Hukukta hiç bir norm, aile içinde şiddet ya da tehdit kullanmaya izin
vermemiştir. Evlilik içi cinsel ilişki için de aynı şey söz konusudur. Cinsel
ilişkiye rıza olmayan eş karşısında, öbür eşin yalnızca ayrılma ya da boşanma
istemeye hakkı vardır. Eşler arasındaki ilişkilerde cinsel dokunulmazlık
menfaati ya da değeri benimsenmezse, cinsel özgürlüğün korunması
olanaksızlaşır.
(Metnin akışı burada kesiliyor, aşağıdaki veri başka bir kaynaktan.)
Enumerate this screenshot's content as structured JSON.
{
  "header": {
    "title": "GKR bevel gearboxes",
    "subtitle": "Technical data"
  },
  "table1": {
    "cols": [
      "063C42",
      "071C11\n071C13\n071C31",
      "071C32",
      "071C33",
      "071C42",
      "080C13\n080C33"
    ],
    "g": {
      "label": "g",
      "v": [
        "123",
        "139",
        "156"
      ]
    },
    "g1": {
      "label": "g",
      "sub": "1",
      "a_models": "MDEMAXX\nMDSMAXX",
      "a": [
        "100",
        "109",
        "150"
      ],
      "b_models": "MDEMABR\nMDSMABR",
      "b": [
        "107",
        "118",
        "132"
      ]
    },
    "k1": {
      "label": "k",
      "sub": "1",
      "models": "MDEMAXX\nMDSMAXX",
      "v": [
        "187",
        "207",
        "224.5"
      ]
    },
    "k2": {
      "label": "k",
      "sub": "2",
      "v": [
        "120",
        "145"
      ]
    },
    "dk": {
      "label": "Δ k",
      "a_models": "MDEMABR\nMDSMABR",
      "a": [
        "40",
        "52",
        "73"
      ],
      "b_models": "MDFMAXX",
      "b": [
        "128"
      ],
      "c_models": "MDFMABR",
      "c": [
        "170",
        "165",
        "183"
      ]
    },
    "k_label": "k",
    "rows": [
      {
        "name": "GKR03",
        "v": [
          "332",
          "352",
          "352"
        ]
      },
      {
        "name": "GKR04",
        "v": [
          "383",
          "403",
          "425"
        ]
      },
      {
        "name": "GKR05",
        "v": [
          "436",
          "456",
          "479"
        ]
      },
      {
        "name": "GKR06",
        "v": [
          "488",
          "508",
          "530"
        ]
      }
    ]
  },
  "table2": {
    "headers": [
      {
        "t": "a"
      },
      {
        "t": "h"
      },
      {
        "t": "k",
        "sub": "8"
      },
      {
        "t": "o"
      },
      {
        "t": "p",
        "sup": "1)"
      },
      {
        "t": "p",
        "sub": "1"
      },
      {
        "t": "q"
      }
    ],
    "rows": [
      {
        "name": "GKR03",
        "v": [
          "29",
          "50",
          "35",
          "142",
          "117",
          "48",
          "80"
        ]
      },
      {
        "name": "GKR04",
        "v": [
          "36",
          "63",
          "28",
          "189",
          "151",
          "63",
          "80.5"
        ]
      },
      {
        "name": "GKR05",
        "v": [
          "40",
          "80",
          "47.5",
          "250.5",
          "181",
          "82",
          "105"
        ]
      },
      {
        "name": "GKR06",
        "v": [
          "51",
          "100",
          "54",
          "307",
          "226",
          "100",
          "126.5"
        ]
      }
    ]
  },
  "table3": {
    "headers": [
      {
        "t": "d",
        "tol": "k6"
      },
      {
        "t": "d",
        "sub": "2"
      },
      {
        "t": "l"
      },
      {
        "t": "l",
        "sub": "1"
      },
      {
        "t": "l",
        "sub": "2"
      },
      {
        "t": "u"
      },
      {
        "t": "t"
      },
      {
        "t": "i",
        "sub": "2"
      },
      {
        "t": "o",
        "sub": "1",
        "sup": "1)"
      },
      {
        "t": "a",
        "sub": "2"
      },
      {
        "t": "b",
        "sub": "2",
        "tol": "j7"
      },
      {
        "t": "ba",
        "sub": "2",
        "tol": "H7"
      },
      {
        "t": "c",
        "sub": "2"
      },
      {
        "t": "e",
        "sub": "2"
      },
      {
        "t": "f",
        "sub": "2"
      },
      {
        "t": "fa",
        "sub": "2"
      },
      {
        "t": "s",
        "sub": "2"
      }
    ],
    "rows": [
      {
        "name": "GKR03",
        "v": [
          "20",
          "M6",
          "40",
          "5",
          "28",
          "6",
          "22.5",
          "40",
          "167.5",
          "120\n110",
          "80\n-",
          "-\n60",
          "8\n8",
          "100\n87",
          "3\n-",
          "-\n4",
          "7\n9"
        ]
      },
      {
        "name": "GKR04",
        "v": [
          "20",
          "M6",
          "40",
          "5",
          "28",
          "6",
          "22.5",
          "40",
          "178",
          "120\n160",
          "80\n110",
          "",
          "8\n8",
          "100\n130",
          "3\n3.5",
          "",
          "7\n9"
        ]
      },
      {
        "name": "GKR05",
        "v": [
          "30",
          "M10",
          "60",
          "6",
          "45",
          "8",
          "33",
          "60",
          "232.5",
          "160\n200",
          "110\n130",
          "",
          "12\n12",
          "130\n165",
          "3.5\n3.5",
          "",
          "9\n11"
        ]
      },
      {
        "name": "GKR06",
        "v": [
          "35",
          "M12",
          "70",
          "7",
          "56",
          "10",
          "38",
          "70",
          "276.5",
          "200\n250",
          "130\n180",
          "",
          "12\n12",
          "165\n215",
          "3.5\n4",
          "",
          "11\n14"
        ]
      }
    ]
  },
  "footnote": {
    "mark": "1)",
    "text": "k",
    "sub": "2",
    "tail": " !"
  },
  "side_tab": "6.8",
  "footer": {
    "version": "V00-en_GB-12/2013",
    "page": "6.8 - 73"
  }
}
Irza geçme suçu mağdurun rızasızlığı bir ödev ihlali dışında
kaldığında, elbette eşler arasında da oluşur. Evliliğe rıza gösterme,
evliliğin olağan gereklerine ve sonuçlarına rıza göstermedir (Aynı görüş:
Contieri, La Congiunzione Carnale Violenta, Milano, 1980, s. 63-64).
Yargıtayımız da ikinci kez zorla ters ilişkide bulunmaya kalkışan kocayı
öldüren karının TCY.nın 49. maddesinde öngörülen özsavunmadan yararlanacağına
karar vermiştir (CGK. 18.2.1991, 4/39).
Yukarıda sergilenen karşılaştırmalı hukukun ve Türk yazılı hukukundaki ırza
geçme cürmüne özgü öğelerin ışığında, son çözümlemede ulaşılan yargılar
şöylece özetlenebilirler;
A-1) Maddi ya da manevi zor kullanmaksızın ve fakat gönülsüz olarak
gerçekleştirilen ters cinsel ilişkinin TCY.nın 478. maddesine;
2) Maddi ya da manevi zorla işlenen olağan (vajinal) ya da ters cinsel
ilişkinin, zorla ırza geçme suçunu oluşturacağı, böyle bir hüküm olmasaydı,
bu hükme göre daha genel ve yardımcı hüküm olan TCY.nın 188/2. maddesine
uyacağı açıktır.
B- İnceleme konusu olayda sanığın eşiyle tehdit (manevi zor) kullanarak ters
ilişkide bulunduğunu ileri sürülmesine göre, eylemin TCY.nın 416/1.
maddesinin uygulanmasını gerektirebileceği, kanıtları tartışmanın ve eylemi
nitelemenin Ağır Ceza Mahkemesinin görev alanına girdiği kanısındayım.
Sunduğum nedenlerle kararın bozulması görüşündeyim.